Os índices de criminalidade são alarmantes no Brasil, e o que mais espanta com as poucas pesquisas efetivadas para início das atividades científicas é que os menores infratores figuram como uma determinada camada da sociedade que vêm praticando muitos ilícitos, em especial, para o consumo de substâncias entorpecentes, ocasionando, portanto, outros tantos crimes que são decorrentes do uso ou da busca pelo uso de drogas (TEJADAS, 2007).

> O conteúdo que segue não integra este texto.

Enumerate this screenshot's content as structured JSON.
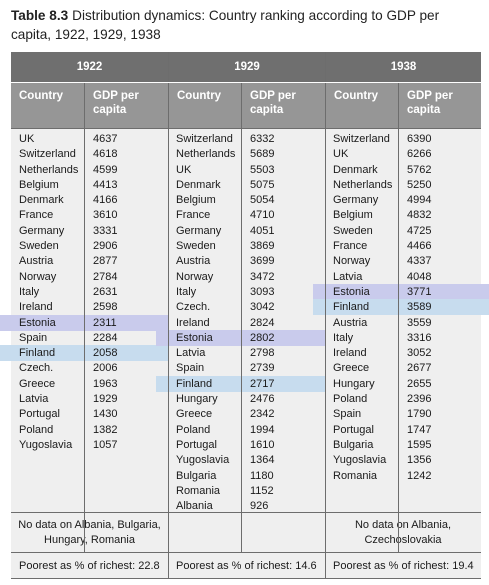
{
  "caption": {
    "number": "Table 8.3",
    "text": "Distribution dynamics: Country ranking according to GDP per capita, 1922, 1929, 1938"
  },
  "headers": {
    "country": "Country",
    "gdp": "GDP per capita"
  },
  "years": [
    {
      "year": "1922",
      "rows": [
        [
          "UK",
          "4637"
        ],
        [
          "Switzerland",
          "4618"
        ],
        [
          "Netherlands",
          "4599"
        ],
        [
          "Belgium",
          "4413"
        ],
        [
          "Denmark",
          "4166"
        ],
        [
          "France",
          "3610"
        ],
        [
          "Germany",
          "3331"
        ],
        [
          "Sweden",
          "2906"
        ],
        [
          "Austria",
          "2877"
        ],
        [
          "Norway",
          "2784"
        ],
        [
          "Italy",
          "2631"
        ],
        [
          "Ireland",
          "2598"
        ],
        [
          "Estonia",
          "2311"
        ],
        [
          "Spain",
          "2284"
        ],
        [
          "Finland",
          "2058"
        ],
        [
          "Czech.",
          "2006"
        ],
        [
          "Greece",
          "1963"
        ],
        [
          "Latvia",
          "1929"
        ],
        [
          "Portugal",
          "1430"
        ],
        [
          "Poland",
          "1382"
        ],
        [
          "Yugoslavia",
          "1057"
        ]
      ],
      "note": "No data on Albania, Bulgaria, Hungary, Romania",
      "poorest": "Poorest as % of richest: 22.8"
    },
    {
      "year": "1929",
      "rows": [
        [
          "Switzerland",
          "6332"
        ],
        [
          "Netherlands",
          "5689"
        ],
        [
          "UK",
          "5503"
        ],
        [
          "Denmark",
          "5075"
        ],
        [
          "Belgium",
          "5054"
        ],
        [
          "France",
          "4710"
        ],
        [
          "Germany",
          "4051"
        ],
        [
          "Sweden",
          "3869"
        ],
        [
          "Austria",
          "3699"
        ],
        [
          "Norway",
          "3472"
        ],
        [
          "Italy",
          "3093"
        ],
        [
          "Czech.",
          "3042"
        ],
        [
          "Ireland",
          "2824"
        ],
        [
          "Estonia",
          "2802"
        ],
        [
          "Latvia",
          "2798"
        ],
        [
          "Spain",
          "2739"
        ],
        [
          "Finland",
          "2717"
        ],
        [
          "Hungary",
          "2476"
        ],
        [
          "Greece",
          "2342"
        ],
        [
          "Poland",
          "1994"
        ],
        [
          "Portugal",
          "1610"
        ],
        [
          "Yugoslavia",
          "1364"
        ],
        [
          "Bulgaria",
          "1180"
        ],
        [
          "Romania",
          "1152"
        ],
        [
          "Albania",
          "926"
        ]
      ],
      "note": "",
      "poorest": "Poorest as % of richest: 14.6"
    },
    {
      "year": "1938",
      "rows": [
        [
          "Switzerland",
          "6390"
        ],
        [
          "UK",
          "6266"
        ],
        [
          "Denmark",
          "5762"
        ],
        [
          "Netherlands",
          "5250"
        ],
        [
          "Germany",
          "4994"
        ],
        [
          "Belgium",
          "4832"
        ],
        [
          "Sweden",
          "4725"
        ],
        [
          "France",
          "4466"
        ],
        [
          "Norway",
          "4337"
        ],
        [
          "Latvia",
          "4048"
        ],
        [
          "Estonia",
          "3771"
        ],
        [
          "Finland",
          "3589"
        ],
        [
          "Austria",
          "3559"
        ],
        [
          "Italy",
          "3316"
        ],
        [
          "Ireland",
          "3052"
        ],
        [
          "Greece",
          "2677"
        ],
        [
          "Hungary",
          "2655"
        ],
        [
          "Poland",
          "2396"
        ],
        [
          "Spain",
          "1790"
        ],
        [
          "Portugal",
          "1747"
        ],
        [
          "Bulgaria",
          "1595"
        ],
        [
          "Yugoslavia",
          "1356"
        ],
        [
          "Romania",
          "1242"
        ]
      ],
      "note": "No data on Albania, Czechoslovakia",
      "poorest": "Poorest as % of richest: 19.4"
    }
  ],
  "colors": {
    "estonia_highlight": "#c9cbec",
    "finland_highlight": "#c7dcee",
    "year_header": "#6f6f6f",
    "column_header": "#969696",
    "table_bg": "#efefef"
  }
}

Portanto, o crime, como conhecido pela norma penal e processual penal pode ser praticado pela pessoa que conta com, pelo menos, 18 (dezoito) anos de idade. Todavia, quando é um adolescente que pratica uma conduta que é prevista na norma penal, ou em legislação penal especial como crime, diz-se que o referido adolescente, na verdade, praticou um ato infracional, podendo ser representado, recebendo uma medida socioeducativa ou medida protetiva como espécie de sanção para o ato praticado, na forma do disposto no artigo 112 do ECA (Estatuto da criança e do Adolescente – Lei nº 8.069/90).

Referida informação consta no Estatuto da Criança e do Adolescente, precisamente no artigo 103 que dispõe que todo o crime ou contravenção penal que é praticada por criança e adolescente é reconhecido pela denominação de ato infracional (BRASIL, 1990).

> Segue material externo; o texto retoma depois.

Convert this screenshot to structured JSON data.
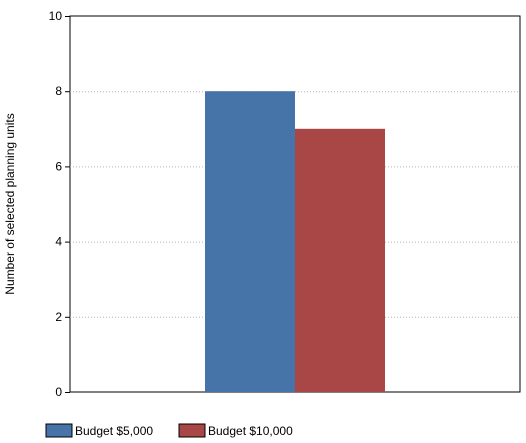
{
  "chart_data": {
    "type": "bar",
    "categories": [
      ""
    ],
    "series": [
      {
        "name": "Budget $5,000",
        "values": [
          8
        ],
        "color": "#4674a8"
      },
      {
        "name": "Budget $10,000",
        "values": [
          7
        ],
        "color": "#a84746"
      }
    ],
    "xlabel": "",
    "ylabel": "Number of selected planning units",
    "ylim": [
      0,
      10
    ],
    "yticks": [
      "0",
      "2",
      "4",
      "6",
      "8",
      "10"
    ],
    "grid": true,
    "legend_position": "bottom-left"
  }
}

Por meio da Lei nº 8.069/1990 se tem todo o aparato necessário para a apuração do ato infracional, assim, conhecido como o “ato típico, descrito como crime ou contravenção [...] condenável, de desrespeito às leis, à ordem pública, aos direitos dos cidadãos ou ao patrimônio, cometido por crianças ou adolescentes” (AQUINO, 2012, p. 02), quais receberão, posteriormente, medidas de proteção.

Em meio ao que é identificado ou considerado ato infracional, há uma discussão doutrinária acerca do que pode ser tido como tal. Ataídes Junior (1999 apud KAMINSKI, 2002) esclarece que, na verdade, deve apenas ser observado se na norma penal ou especial penal há uma conduta típica que se amolde ao que foi, na prática, cometido pelo adolescente infrator, não havendo a necessidade de investigar se determinado ato ou conduta é antijurídica ou mesmo culpável.

Veja-se, não é intuito do trabalho esmiuçar a teoria do crime, ou mesmo o que venha a ser considerado como crime do ordenamento jurídico, a exemplo da conduta típica, antijurídica e culpável, bem conhecida pelos operadores do direito e assim conceituado por muitos, a exemplo de Bitencourt (2014). Todavia, pequenas considerações acerca das diferenças existentes entre crime e ato infracional, neste momento, se faz pertinente, para melhor entendimento do tema e exposição do que se pretende com o presente trabalho.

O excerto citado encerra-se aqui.